From glow worms to sea sparkles and bioluminescent mushrooms, nature shines right across Australia. Due to its climate, geography and biodiversity, Tasmania is a nexus for glowing oddities. The aurora australis and sea sparkles can be captured in the same photo.
Biologist and author, Lisa-ann Gershwin, said Tasmania was a hot spot for things that glowed.

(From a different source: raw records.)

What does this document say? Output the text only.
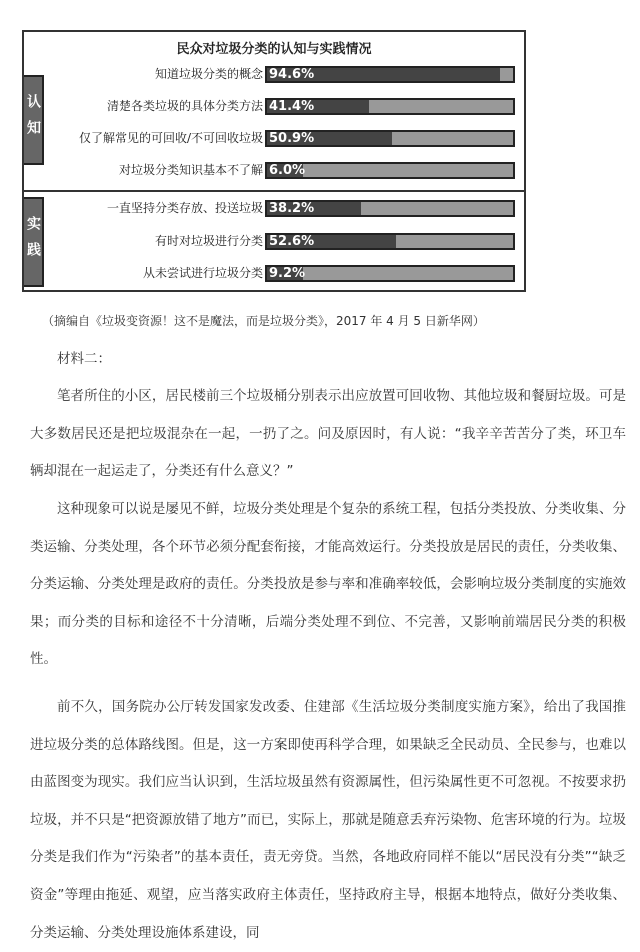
民众对垃圾分类的认知与实践情况
认知
实践
知道垃圾分类的概念 94.6%
清楚各类垃圾的具体分类方法 41.4%
仅了解常见的可回收/不可回收垃圾 50.9%
对垃圾分类知识基本不了解 6.0%
一直坚持分类存放、投送垃圾 38.2%
有时对垃圾进行分类 52.6%
从未尝试进行垃圾分类 9.2%

（摘编自《垃圾变资源！这不是魔法，而是垃圾分类》，2017 年 4 月 5 日新华网）

材料二：

笔者所住的小区，居民楼前三个垃圾桶分别表示出应放置可回收物、其他垃圾和餐厨垃圾。可是大多数居民还是把垃圾混杂在一起，一扔了之。问及原因时，有人说：“我辛辛苦苦分了类，环卫车辆却混在一起运走了，分类还有什么意义？”

这种现象可以说是屡见不鲜，垃圾分类处理是个复杂的系统工程，包括分类投放、分类收集、分类运输、分类处理，各个环节必须分配套衔接，才能高效运行。分类投放是居民的责任，分类收集、分类运输、分类处理是政府的责任。分类投放是参与率和准确率较低，会影响垃圾分类制度的实施效果；而分类的目标和途径不十分清晰，后端分类处理不到位、不完善，又影响前端居民分类的积极性。

前不久，国务院办公厅转发国家发改委、住建部《生活垃圾分类制度实施方案》，给出了我国推进垃圾分类的总体路线图。但是，这一方案即使再科学合理，如果缺乏全民动员、全民参与，也难以由蓝图变为现实。我们应当认识到，生活垃圾虽然有资源属性，但污染属性更不可忽视。不按要求扔垃圾，并不只是“把资源放错了地方”而已，实际上，那就是随意丢弃污染物、危害环境的行为。垃圾分类是我们作为“污染者”的基本责任，责无旁贷。当然，各地政府同样不能以“居民没有分类”“缺乏资金”等理由拖延、观望，应当落实政府主体责任，坚持政府主导，根据本地特点，做好分类收集、分类运输、分类处理设施体系建设，同
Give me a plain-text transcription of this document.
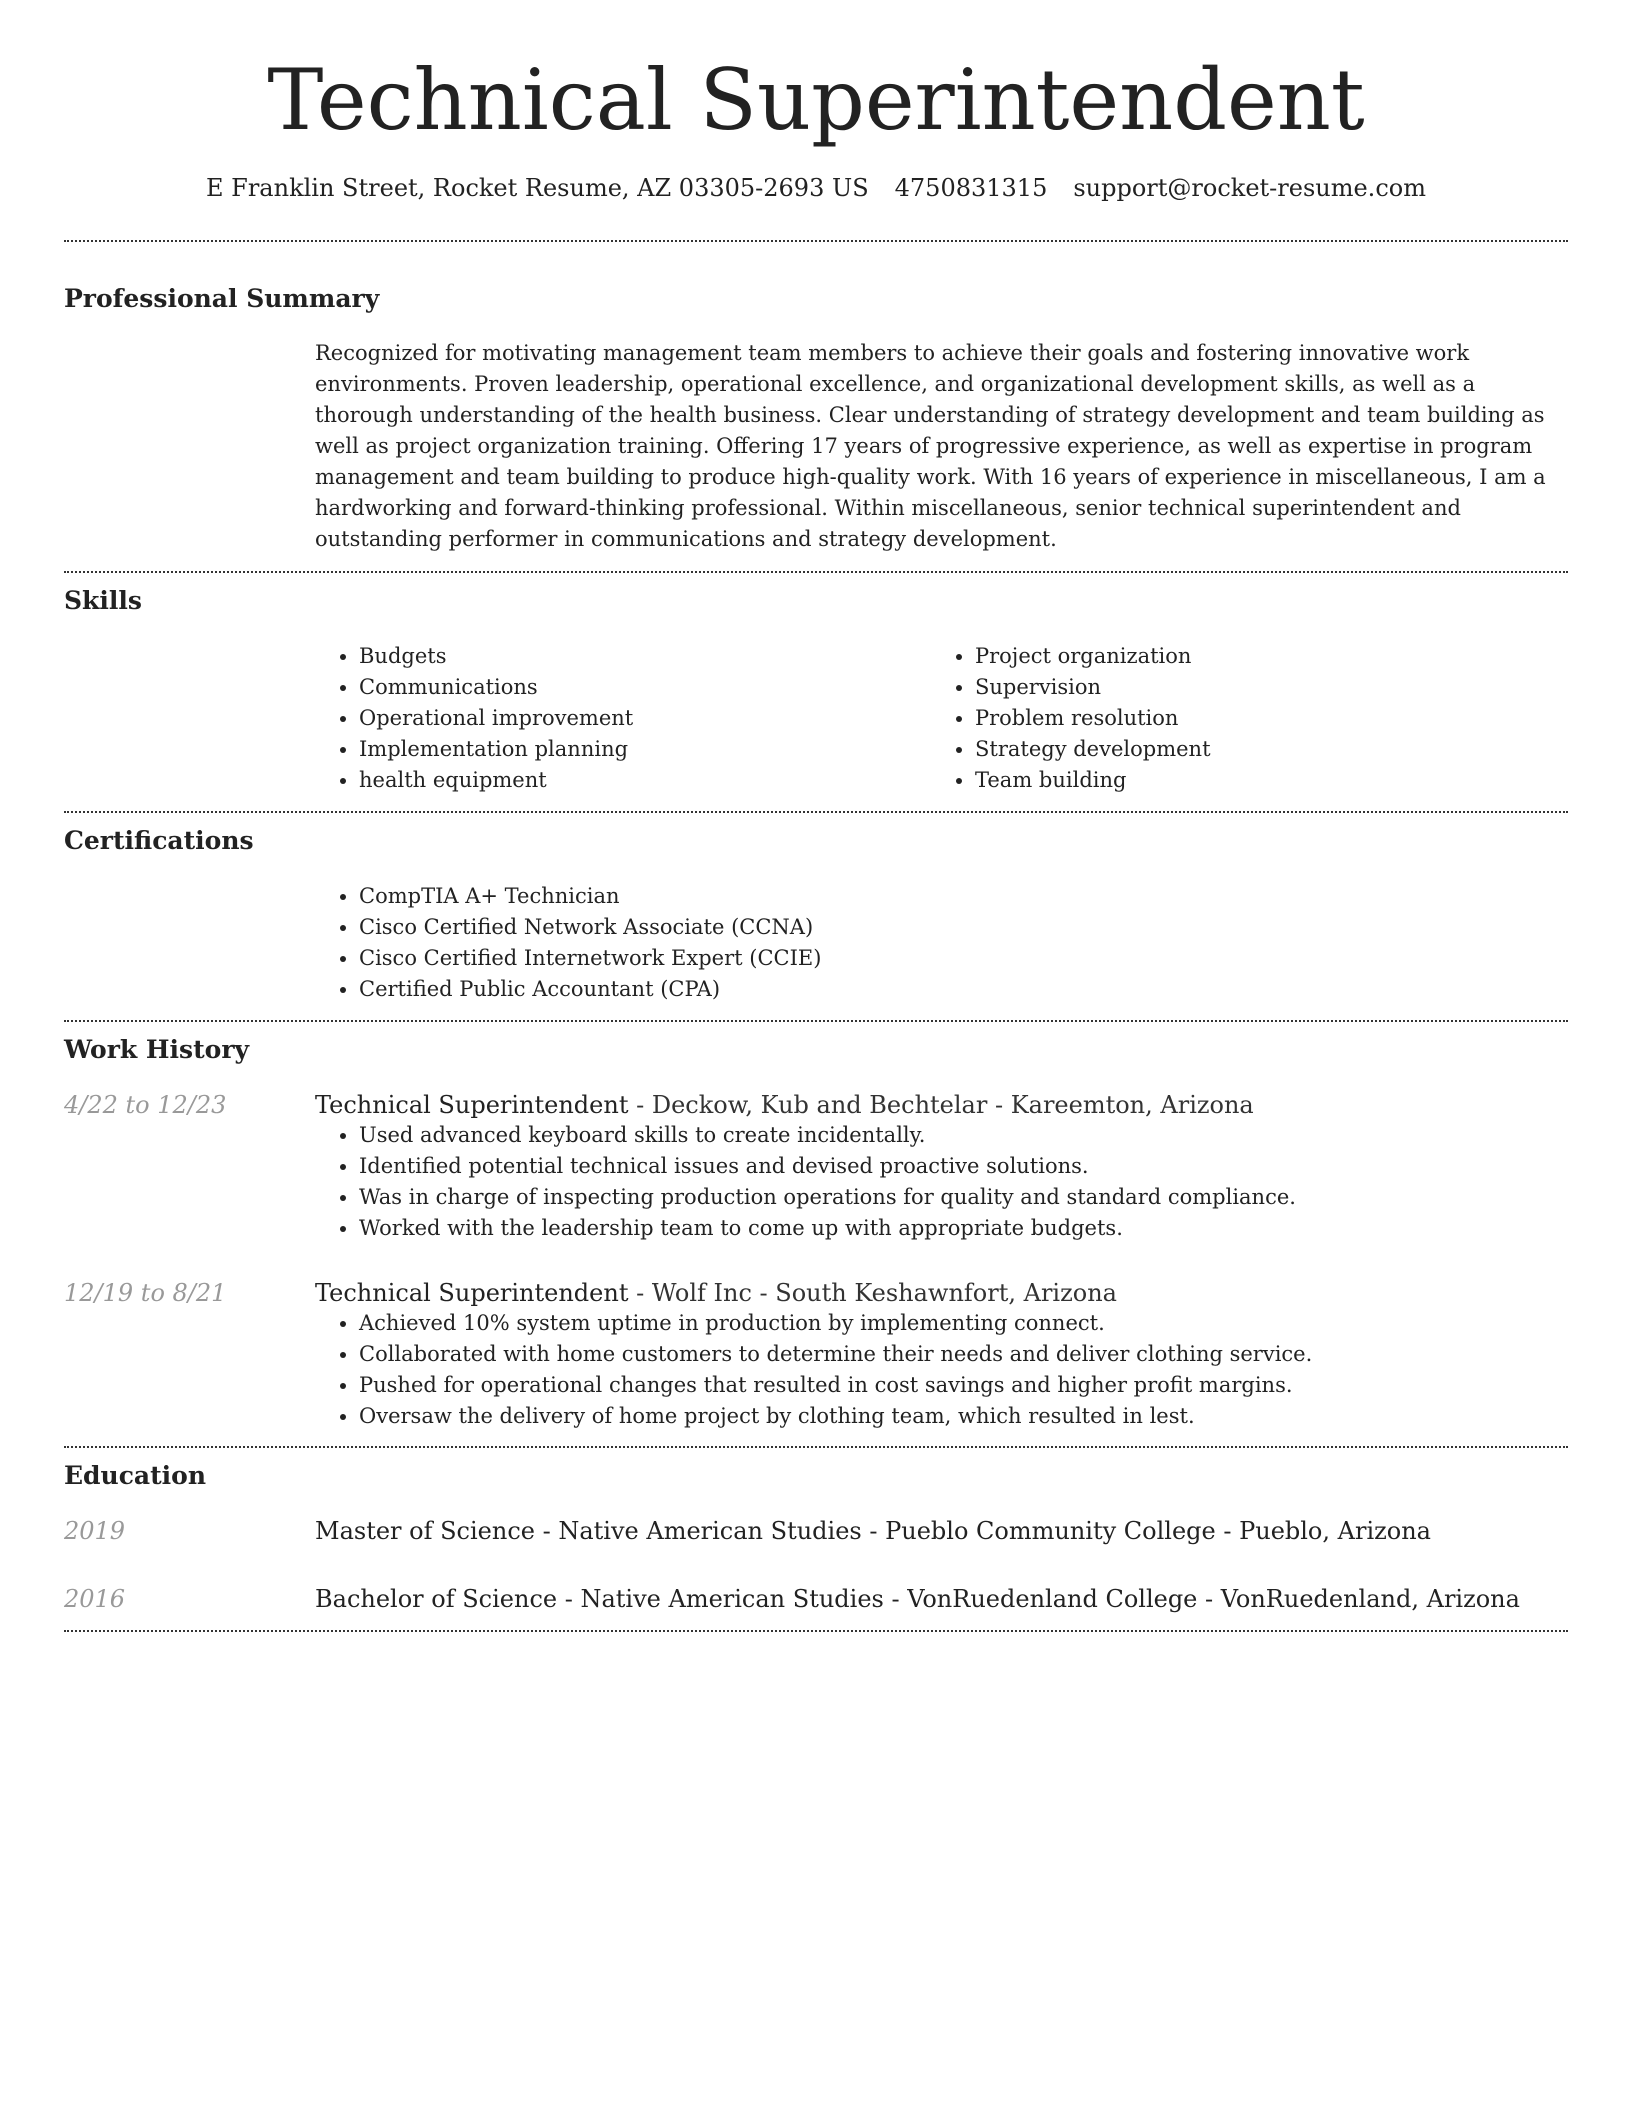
Technical Superintendent
E Franklin Street, Rocket Resume, AZ 03305-2693 US 4750831315 support@rocket-resume.com
Professional Summary
Recognized for motivating management team members to achieve their goals and fostering innovative work environments. Proven leadership, operational excellence, and organizational development skills, as well as a thorough understanding of the health business. Clear understanding of strategy development and team building as well as project organization training. Offering 17 years of progressive experience, as well as expertise in program management and team building to produce high-quality work. With 16 years of experience in miscellaneous, I am a hardworking and forward-thinking professional. Within miscellaneous, senior technical superintendent and outstanding performer in communications and strategy development.
Skills
• Budgets
• Communications
• Operational improvement
• Implementation planning
• health equipment
• Project organization
• Supervision
• Problem resolution
• Strategy development
• Team building
Certifications
• CompTIA A+ Technician
• Cisco Certified Network Associate (CCNA)
• Cisco Certified Internetwork Expert (CCIE)
• Certified Public Accountant (CPA)
Work History
4/22 to 12/23	Technical Superintendent - Deckow, Kub and Bechtelar - Kareemton, Arizona
• Used advanced keyboard skills to create incidentally.
• Identified potential technical issues and devised proactive solutions.
• Was in charge of inspecting production operations for quality and standard compliance.
• Worked with the leadership team to come up with appropriate budgets.
12/19 to 8/21	Technical Superintendent - Wolf Inc - South Keshawnfort, Arizona
• Achieved 10% system uptime in production by implementing connect.
• Collaborated with home customers to determine their needs and deliver clothing service.
• Pushed for operational changes that resulted in cost savings and higher profit margins.
• Oversaw the delivery of home project by clothing team, which resulted in lest.
Education
2019	Master of Science - Native American Studies - Pueblo Community College - Pueblo, Arizona
2016	Bachelor of Science - Native American Studies - VonRuedenland College - VonRuedenland, Arizona
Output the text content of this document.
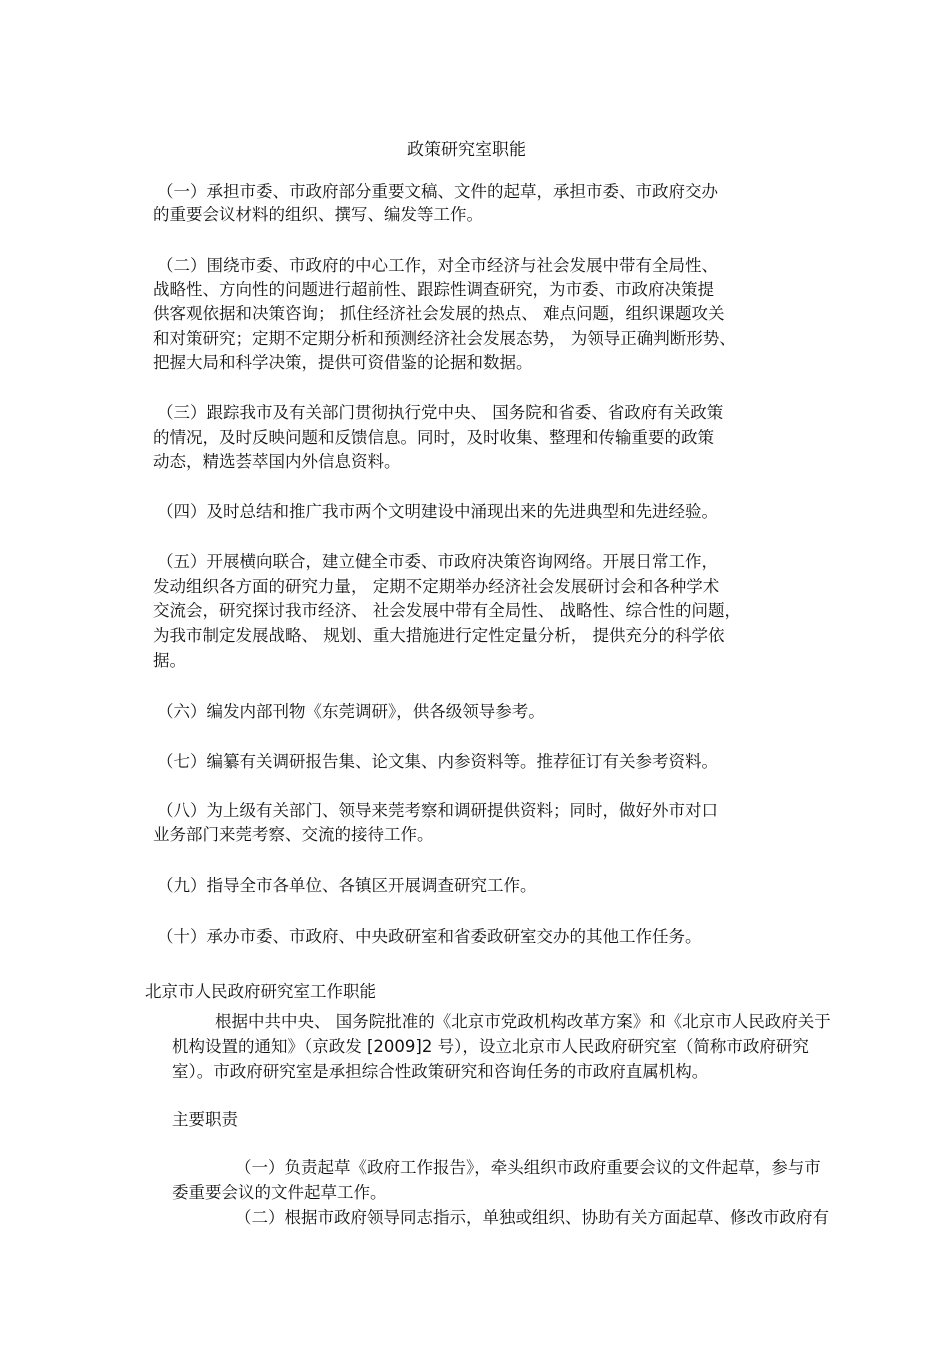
政策研究室职能

（一）承担市委、市政府部分重要文稿、文件的起草，承担市委、市政府交办

的重要会议材料的组织、撰写、编发等工作。

（二）围绕市委、市政府的中心工作，对全市经济与社会发展中带有全局性、

战略性、方向性的问题进行超前性、跟踪性调查研究，为市委、市政府决策提

供客观依据和决策咨询； 抓住经济社会发展的热点、 难点问题，组织课题攻关

和对策研究；定期不定期分析和预测经济社会发展态势， 为领导正确判断形势、

把握大局和科学决策，提供可资借鉴的论据和数据。

（三）跟踪我市及有关部门贯彻执行党中央、 国务院和省委、省政府有关政策

的情况，及时反映问题和反馈信息。同时，及时收集、整理和传输重要的政策

动态，精选荟萃国内外信息资料。

（四）及时总结和推广我市两个文明建设中涌现出来的先进典型和先进经验。

（五）开展横向联合，建立健全市委、市政府决策咨询网络。开展日常工作，

发动组织各方面的研究力量， 定期不定期举办经济社会发展研讨会和各种学术

交流会，研究探讨我市经济、 社会发展中带有全局性、 战略性、综合性的问题，

为我市制定发展战略、 规划、重大措施进行定性定量分析， 提供充分的科学依

据。

（六）编发内部刊物《东莞调研》，供各级领导参考。

（七）编纂有关调研报告集、论文集、内参资料等。推荐征订有关参考资料。

（八）为上级有关部门、领导来莞考察和调研提供资料；同时，做好外市对口

业务部门来莞考察、交流的接待工作。

（九）指导全市各单位、各镇区开展调查研究工作。

（十）承办市委、市政府、中央政研室和省委政研室交办的其他工作任务。

北京市人民政府研究室工作职能

根据中共中央、 国务院批准的《北京市党政机构改革方案》和《北京市人民政府关于

机构设置的通知》（京政发 [2009]2 号），设立北京市人民政府研究室（简称市政府研究

室）。市政府研究室是承担综合性政策研究和咨询任务的市政府直属机构。

主要职责

（一）负责起草《政府工作报告》，牵头组织市政府重要会议的文件起草，参与市

委重要会议的文件起草工作。

（二）根据市政府领导同志指示，单独或组织、协助有关方面起草、修改市政府有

When the conditions are right, a large algae bloom can make the water sparkle in a flash of bright blue light. The dinoflagalette is a species noctiluca scintillans, commonly found in the coastal waters of New South Wales and and in more recent years in Tasmania. Dinoflagellates are a distinct branch of algae, different from plants and green algae. Blue algae eat other algae.
In the daylight, the algae could look red but could also be green or brown depending on what it ate. At night, its shimmering blue bioluminescence becomes visible due disturbance and the following chemical reaction. The flash is to deter prey that might come and eat it.
It is the same internal chemical reaction that also causes some species of fungi to glow in the dark, known as ghost mushrooms.
Glow worms can also be found in caves and shaded forest across Australia. These luminous little insects are actually maggots, the larval form of gnats. The light emitted by a chemical reaction in the glow worms is a deceptive prey trap. They attract prey to come to the light which then get caught in these sticky mucus snares.
Natural glowing wonders can be broken down into two categories: bioluminescence and biofluorescence. Biofluorescence is a phenomena that can make animals glow fluorescent under certain light. In 2020 it was discovered that Australian mammals glowed under UV light. While bioluminescence is down to chemistry, biofluorescence is physics and could occur in natural and human made things such as a shoe or dishwashing liquid. Science still doesn’t know why some Australian mammals glow or what they see.